Étiquette : Albert Woda


  • Valéry Meynadier | Daou



    DAOU




    Le Daou. Un corps. Juste baiser. Tu me plaisais bien. Comme tu me dis aujourd’hui : je t’aime un peu.

    Piégée.

    Je sentais en toi le commencement de mon cri. Juste une sensation.

    Quant à te décrire, tu m’en vois dans l’impossibilité. Tu ressembles plus à l’élément qu’à l’être humain et déjà, ce n’est plus vrai, les mots n’ont pas de prise sur toi.

    Tu as de grandes oreilles de petite souris.

    Voilà, déjà, tu as les oreilles décollées. Un visage de plein air, un sommeil de plein air, près de toi, je prends une autre respiration.

    Je te croyais une fantaisie charnelle, tu es mon abécédaire, ma soif et ma faim.

    Et mon sommeil n’en croit pas ses rêves. Lui, implacable guerrier solitaire, tu lui manques, il te cherche la nuit.

    Il me réveille, me demande où tu es…

    Hier, ton corps était là, chez moi — interlude sans nudité.

    Je m’enfonçais dans le mur sous la pression de tes doigts, de ta langue… sous une latitude où les règnes se confondent, le ciment devenait mousse… j’escaladais des prières abruptes comme des montagnes —

    Quand le téléphone a résonné

    […]

    – « Fais l’amour ! Le monde t’oubliera »

    Dans mon élan du monde qui oublie, je me retourne. Il est là. Assoupi sur le canapé. Il nous garde au chaud dans sa somnolence. Je respire.

    Un corps. Juste un corps.

    Je n’ai pour mémoire que mon sexe aujourd’hui.

    Il était en train de naître quand ma tante m’a dérangée.

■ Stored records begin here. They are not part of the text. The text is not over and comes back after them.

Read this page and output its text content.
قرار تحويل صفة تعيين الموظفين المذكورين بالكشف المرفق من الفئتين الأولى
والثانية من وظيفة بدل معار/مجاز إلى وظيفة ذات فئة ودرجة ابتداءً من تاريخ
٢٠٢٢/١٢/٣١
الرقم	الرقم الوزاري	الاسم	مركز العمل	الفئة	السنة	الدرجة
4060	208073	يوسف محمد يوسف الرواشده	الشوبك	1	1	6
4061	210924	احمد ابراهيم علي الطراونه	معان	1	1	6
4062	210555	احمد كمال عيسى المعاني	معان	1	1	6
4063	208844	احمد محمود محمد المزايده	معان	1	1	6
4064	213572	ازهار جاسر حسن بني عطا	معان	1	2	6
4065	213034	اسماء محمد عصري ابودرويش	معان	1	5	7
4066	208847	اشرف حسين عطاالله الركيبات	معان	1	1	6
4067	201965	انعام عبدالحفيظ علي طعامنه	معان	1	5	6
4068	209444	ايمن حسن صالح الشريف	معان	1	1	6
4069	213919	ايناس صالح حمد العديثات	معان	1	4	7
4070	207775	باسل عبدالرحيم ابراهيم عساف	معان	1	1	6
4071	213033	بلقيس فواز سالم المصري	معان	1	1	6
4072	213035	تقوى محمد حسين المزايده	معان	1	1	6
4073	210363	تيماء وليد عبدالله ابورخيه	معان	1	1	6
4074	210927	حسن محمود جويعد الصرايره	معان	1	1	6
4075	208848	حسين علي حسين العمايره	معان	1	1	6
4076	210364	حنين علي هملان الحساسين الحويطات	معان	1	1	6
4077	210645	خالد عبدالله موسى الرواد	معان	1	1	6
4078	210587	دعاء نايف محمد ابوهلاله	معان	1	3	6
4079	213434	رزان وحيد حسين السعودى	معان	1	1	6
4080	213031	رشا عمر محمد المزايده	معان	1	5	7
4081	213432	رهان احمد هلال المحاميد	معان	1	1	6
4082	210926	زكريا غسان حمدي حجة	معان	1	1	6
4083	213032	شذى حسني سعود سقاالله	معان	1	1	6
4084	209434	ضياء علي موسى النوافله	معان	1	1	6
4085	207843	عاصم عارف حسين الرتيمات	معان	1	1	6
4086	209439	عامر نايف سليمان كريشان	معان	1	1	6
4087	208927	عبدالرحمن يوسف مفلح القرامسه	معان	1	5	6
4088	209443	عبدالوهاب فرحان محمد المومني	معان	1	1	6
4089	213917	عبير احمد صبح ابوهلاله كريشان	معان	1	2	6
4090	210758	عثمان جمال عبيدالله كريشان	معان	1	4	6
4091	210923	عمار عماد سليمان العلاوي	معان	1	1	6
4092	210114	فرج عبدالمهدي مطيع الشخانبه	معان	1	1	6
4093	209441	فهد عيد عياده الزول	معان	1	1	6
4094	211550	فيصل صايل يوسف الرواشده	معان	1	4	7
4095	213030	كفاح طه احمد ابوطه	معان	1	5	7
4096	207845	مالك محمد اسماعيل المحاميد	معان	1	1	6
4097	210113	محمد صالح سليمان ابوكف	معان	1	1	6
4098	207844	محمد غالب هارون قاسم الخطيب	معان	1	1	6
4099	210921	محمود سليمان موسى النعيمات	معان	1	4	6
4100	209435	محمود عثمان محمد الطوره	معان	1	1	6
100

    Mes lèvres balbutiaient une langue nouvelle.

    Ce corps, cette fille aux petits yeux fripons clos sur cet instant, au cœur des choses…

    Juste une fantaisie charnelle.

    Je croyais.

    C’est en aimant qu’on devient quelqu’un d’autre.

    Ma tante n’a jamais aimé de sa vie. Elle est restée imperturbablement elle-même jusqu’à cette misère qui suinte de sa langue.

    Mêler sa langue à une autre langue, c’est ça qu’elle devrait faire.

    […]

    C’est la nuit qu’elle me manque. Mon sommeil est amoureux de son sommeil. Ça ne m’était jamais arrivé d’aimer un sommeil.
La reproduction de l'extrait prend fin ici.